ADR-0004: Adaptive Sampling Strategy¶
- Status:
Accepted
- Date:
2026-01-11 (v3.0.0)
Context¶
Distribution fitting on large datasets (100M+ rows) requires sampling to achieve reasonable performance. The original approach used uniform random sampling, which works well for symmetric distributions but can miss important characteristics of skewed data:
Tail underrepresentation: Heavy-tailed distributions (Pareto, lognormal) have rare but important extreme values that uniform sampling may miss
Fitting failures: Undersampled tails lead to poor parameter estimates, especially for shape parameters
One-size-fits-all: Symmetric data doesn’t need stratified sampling’s overhead
We needed sampling that adapts to data characteristics.
Decision¶
We implemented adaptive sampling with three modes in config.py:
class SamplingMode(Enum):
AUTO = "auto" # Select based on skewness
UNIFORM = "uniform" # Force uniform random sampling
STRATIFIED = "stratified" # Force stratified sampling
Skewness-based selection (AUTO mode):
|skew| < 0.5(mild): Uniform sampling - efficient for symmetric data0.5 <= |skew| < 2.0(moderate): Stratified with 5 percentile bins|skew| >= 2.0(high): Stratified with 10 bins + tail oversampling
Configuration:
config = (FitterConfigBuilder()
.with_adaptive_sampling(
enabled=True,
mode=SamplingMode.AUTO,
skew_threshold_mild=0.5,
skew_threshold_high=2.0,
)
.build())
Implementation details:
Skewness is computed on a small preliminary sample (10k rows)

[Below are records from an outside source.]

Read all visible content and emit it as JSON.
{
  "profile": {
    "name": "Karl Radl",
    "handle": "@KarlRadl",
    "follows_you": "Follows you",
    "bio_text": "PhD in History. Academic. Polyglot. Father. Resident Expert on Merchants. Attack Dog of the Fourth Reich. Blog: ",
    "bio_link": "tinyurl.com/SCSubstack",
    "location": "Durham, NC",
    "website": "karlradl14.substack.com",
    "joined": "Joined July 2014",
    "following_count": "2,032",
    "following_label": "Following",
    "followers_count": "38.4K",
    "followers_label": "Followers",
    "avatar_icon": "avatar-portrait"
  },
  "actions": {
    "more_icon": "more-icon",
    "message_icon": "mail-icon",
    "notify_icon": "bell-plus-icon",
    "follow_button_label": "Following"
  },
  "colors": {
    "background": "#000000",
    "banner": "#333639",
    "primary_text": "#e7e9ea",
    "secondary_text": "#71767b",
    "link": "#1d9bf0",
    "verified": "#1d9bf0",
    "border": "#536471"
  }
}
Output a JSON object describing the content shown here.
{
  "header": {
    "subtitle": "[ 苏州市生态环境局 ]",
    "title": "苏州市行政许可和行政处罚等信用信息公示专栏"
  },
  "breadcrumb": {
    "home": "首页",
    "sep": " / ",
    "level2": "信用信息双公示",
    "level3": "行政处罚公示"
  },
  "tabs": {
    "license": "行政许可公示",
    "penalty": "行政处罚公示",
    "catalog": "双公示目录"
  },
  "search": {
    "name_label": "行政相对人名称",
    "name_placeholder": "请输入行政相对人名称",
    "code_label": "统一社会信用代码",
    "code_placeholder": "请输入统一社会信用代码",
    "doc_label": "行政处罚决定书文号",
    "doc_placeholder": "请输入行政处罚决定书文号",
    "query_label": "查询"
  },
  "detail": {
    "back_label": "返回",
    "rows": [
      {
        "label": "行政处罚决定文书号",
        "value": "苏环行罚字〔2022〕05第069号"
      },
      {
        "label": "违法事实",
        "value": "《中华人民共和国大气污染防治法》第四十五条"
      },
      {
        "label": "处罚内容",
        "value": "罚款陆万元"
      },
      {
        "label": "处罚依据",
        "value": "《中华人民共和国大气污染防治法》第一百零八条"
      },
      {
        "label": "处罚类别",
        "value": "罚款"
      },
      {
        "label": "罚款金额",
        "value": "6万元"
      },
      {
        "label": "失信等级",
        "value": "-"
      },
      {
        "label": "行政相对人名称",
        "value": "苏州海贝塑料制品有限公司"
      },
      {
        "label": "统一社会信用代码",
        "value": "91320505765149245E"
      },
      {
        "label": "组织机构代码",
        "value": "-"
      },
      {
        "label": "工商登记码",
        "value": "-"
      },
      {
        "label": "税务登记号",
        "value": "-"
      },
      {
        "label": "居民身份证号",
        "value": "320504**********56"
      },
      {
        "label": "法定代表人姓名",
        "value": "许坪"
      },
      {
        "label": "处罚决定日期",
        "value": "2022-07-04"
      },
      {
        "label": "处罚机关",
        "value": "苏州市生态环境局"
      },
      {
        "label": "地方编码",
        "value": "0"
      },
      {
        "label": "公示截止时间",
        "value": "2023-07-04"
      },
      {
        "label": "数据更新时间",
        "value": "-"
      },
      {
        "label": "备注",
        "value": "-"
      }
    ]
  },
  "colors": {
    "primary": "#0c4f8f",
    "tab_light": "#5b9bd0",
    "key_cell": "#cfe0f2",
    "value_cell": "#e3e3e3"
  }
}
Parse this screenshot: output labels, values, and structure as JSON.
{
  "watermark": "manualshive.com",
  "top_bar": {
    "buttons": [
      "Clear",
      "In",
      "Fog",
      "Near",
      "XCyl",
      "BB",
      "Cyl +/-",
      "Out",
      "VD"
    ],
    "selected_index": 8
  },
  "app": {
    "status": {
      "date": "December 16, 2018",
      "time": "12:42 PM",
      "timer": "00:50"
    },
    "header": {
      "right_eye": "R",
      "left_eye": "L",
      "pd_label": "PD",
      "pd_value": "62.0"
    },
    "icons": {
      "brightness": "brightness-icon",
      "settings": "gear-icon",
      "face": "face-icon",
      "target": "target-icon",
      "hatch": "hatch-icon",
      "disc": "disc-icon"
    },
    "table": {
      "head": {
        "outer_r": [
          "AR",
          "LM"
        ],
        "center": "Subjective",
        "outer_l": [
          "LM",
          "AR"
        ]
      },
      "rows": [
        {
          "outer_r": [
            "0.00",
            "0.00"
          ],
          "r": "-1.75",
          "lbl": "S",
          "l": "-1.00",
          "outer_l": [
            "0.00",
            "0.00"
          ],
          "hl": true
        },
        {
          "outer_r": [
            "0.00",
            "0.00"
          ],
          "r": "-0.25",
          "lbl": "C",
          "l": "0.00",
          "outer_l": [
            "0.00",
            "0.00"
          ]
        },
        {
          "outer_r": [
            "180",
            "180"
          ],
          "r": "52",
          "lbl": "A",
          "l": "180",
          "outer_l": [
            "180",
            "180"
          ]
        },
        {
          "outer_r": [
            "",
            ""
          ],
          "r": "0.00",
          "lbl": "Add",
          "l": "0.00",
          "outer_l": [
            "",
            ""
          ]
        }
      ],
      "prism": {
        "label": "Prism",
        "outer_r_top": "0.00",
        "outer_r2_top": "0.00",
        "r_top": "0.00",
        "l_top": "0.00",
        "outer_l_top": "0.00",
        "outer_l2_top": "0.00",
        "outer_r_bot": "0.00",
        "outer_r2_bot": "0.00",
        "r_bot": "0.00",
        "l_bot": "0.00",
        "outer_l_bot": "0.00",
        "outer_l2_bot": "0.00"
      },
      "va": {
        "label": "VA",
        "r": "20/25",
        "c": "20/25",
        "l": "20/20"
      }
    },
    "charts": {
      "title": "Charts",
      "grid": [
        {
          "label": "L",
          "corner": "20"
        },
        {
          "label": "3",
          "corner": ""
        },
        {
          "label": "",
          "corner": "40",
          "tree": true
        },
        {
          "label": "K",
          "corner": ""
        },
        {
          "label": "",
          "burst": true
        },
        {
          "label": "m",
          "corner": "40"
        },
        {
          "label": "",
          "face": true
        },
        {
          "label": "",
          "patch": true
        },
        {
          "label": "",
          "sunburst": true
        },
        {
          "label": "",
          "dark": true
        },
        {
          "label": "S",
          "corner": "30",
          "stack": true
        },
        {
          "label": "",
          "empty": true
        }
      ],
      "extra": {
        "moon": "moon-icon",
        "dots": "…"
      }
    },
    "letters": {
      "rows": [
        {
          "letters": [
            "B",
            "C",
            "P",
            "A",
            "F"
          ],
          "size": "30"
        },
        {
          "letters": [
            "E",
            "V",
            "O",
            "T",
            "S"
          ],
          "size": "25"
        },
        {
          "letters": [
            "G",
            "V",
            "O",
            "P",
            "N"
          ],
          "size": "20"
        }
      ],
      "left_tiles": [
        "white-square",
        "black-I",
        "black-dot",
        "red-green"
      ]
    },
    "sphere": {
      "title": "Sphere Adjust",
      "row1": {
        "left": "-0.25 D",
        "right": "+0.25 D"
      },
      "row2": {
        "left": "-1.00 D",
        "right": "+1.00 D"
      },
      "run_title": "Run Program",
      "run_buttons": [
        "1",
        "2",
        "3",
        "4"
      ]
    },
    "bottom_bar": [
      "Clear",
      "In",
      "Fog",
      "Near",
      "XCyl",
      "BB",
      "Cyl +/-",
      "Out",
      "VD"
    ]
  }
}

Stratified sampling uses percentile-based bins to ensure representation
High-skew mode oversamples the 95th+ percentile tail
Thresholds are configurable for domain-specific tuning
Consequences¶
Positive:
Better parameter estimates for skewed distributions
Automatic detection removes user guesswork
Configurable thresholds allow domain tuning
Backwards compatible:
UNIFORMmode preserves old behavior
Negative:
Additional computation for skewness detection
Stratified sampling is slower than uniform
Two-stage sampling (detect then sample) adds latency
Neutral:
Default thresholds (0.5, 2.0) based on statistical literature for “moderate” and “high” skewness classifications
References¶
PR #160: Adaptive sampling (v3.0.0)
Issue #70: Feature request
Related: ADR-0005: Estimation Methods (MSE for heavy tails)